As every student of ancient history knows, the roots of the Pumpkin Spice Latte can be traced back to roughly 2003. After years of fiddling with a coffee drink recipe to capture the spirit of fall, the Starbucks taste team eventually accepted that at a certain point you have go with what you’ve got.
Pumpkin Spice Latte quickly became the drink that folks who never go to Starbucks started going to Starbucks for. And as it became entrenched in pop culture as a seasonal ritual, the world quickly took notice, including in business boardrooms.
Over the past couple of decades North Americans have become convinced that pumpkin spice goes great in everything, from seasonal beers to yogurt pretzels.
It’s no great shocker that the cocktail nation has got on board. Do a quick Google search and you’ll find a bumper crop of recipes to help usher in the fall: Bourbon Pumpkin Smash, Pumpkin Spice White Russian, Pumpkin Spice Martini, and Pumpkin Spice Old-Fashioned, to name just a few.
As with most everything cocktail-wise, you have a couple of options when it comes to embracing the most popular of squashes. Truly obsessive cocktail nerds will want to make their own DIY syrup, that process only mildly labour-intensive.
With a new lockdown seemingly on the horizon, you’re going to have some time on your hands in the coming weeks. So let’s start by asking ourselves what a Williamsburg artisan with full-sleeve tattoos and a gourd-sized man-bun would do.
The answer of course is “Go anything but the easy route in the pursuit of excellence.” First off you’re going to need a sugar pumpkin or three—which is to say a jack-o’-lantern pumpkin won’t do. If you can’t find sugar pumpkins at Choices or Whole Foods, load into the Evo and head out to Westham Island Herb Farm just past Delta.
Cut sugar pumpkins into halves, remove seeds, cover with foil in a baking dish, and roast in the oven at 425 Fahrenheit for an hour until tender. From there it’s easy.
Scoop out the flesh—you need a pound or so, which is a good reminder that a cheap digital kitchen scale can be your best friend. Use the flesh to make a simple pumpkin syrup by combining it with one and a half cups water and one and a half cups sugar and then bringing to a boil.

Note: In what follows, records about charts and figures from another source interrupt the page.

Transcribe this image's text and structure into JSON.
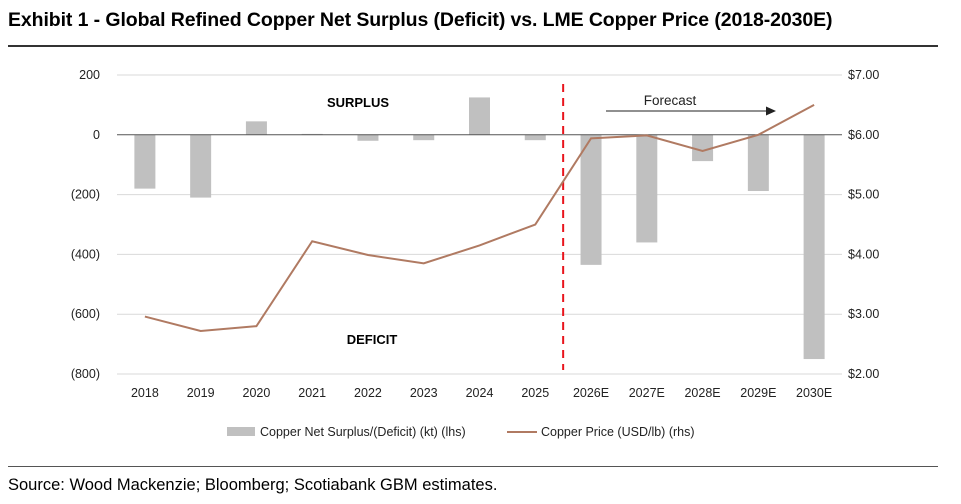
{
  "header": {
    "title": "Exhibit 1 - Global Refined Copper Net Surplus (Deficit) vs. LME Copper Price (2018-2030E)"
  },
  "footer": {
    "source": "Source: Wood Mackenzie; Bloomberg; Scotiabank GBM estimates."
  },
  "chart_data": {
    "type": "bar",
    "categories": [
      "2018",
      "2019",
      "2020",
      "2021",
      "2022",
      "2023",
      "2024",
      "2025",
      "2026E",
      "2027E",
      "2028E",
      "2029E",
      "2030E"
    ],
    "series": [
      {
        "name": "Copper Net Surplus/(Deficit) (kt) (lhs)",
        "type": "bar",
        "axis": "left",
        "color": "#c0c0c0",
        "values": [
          -180,
          -210,
          45,
          3,
          -20,
          -18,
          125,
          -18,
          -435,
          -360,
          -88,
          -188,
          -750
        ]
      },
      {
        "name": "Copper Price (USD/lb) (rhs)",
        "type": "line",
        "axis": "right",
        "color": "#b07a62",
        "values": [
          2.96,
          2.72,
          2.8,
          4.22,
          3.99,
          3.85,
          4.15,
          4.5,
          5.94,
          5.99,
          5.73,
          6.0,
          6.5
        ]
      }
    ],
    "y_left": {
      "range": [
        -800,
        200
      ],
      "ticks": [
        200,
        0,
        -200,
        -400,
        -600,
        -800
      ],
      "tick_labels": [
        "200",
        "0",
        "(200)",
        "(400)",
        "(600)",
        "(800)"
      ]
    },
    "y_right": {
      "range": [
        2.0,
        7.0
      ],
      "ticks": [
        7,
        6,
        5,
        4,
        3,
        2
      ],
      "tick_labels": [
        "$7.00",
        "$6.00",
        "$5.00",
        "$4.00",
        "$3.00",
        "$2.00"
      ]
    },
    "annotations": {
      "surplus": "SURPLUS",
      "deficit": "DEFICIT",
      "forecast": "Forecast",
      "forecast_divider_after": "2025",
      "divider_color": "#e8141c"
    },
    "grid": "horizontal",
    "legend_position": "bottom"
  }
}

At this point you’re going to need actual pumpkin spice for a Starbucks-style flavour boost. Premixed pumpkin spice is readily available everywhere at an inflated price, but why not make your own instead? Simply combine 1 teaspoon ground cinnamon with 1/4 teaspoon ground nutmeg, 1/4 teaspoon ground ginger, and 1/8 teaspoon ground cloves.
Add a teaspoon and a half to your simple syrup, reduce heat for 20 minutes, and strain through two layers of cheesecloth.
Easy, right? Now all you have to do is substitute pumpkin syrup for simple syrup when making an Old Fashioned, Whiskey Sour, or Hot Toddy. Or, you know, you could just cheat and let some multinational corporation like Pernod Ricard—which owns Kahlúa—do the work. Like every other company making consumables, Kahlúa jumps on the all-orange bandwagon each fall, producing a limited-edition Pumpkin Spice offering. Blame Starbucks. And then make the following drink, which riffs on a creation by American bartender Jon Santer.
1 oz. Gentleman Jack bourbon
1 oz. Glenmorangie Quinta Ruban scotch whiskey (use Gentleman Jack if between paycheques)
1/2 oz. Pumpkin Spice Kahlúa
2 dashes orange bitters
Combine all ingredients in a shaker with ice and stir until well-chilled. Strain into a chilled coupe glass. Take a one-inch strip of orange peel and twist over the drink.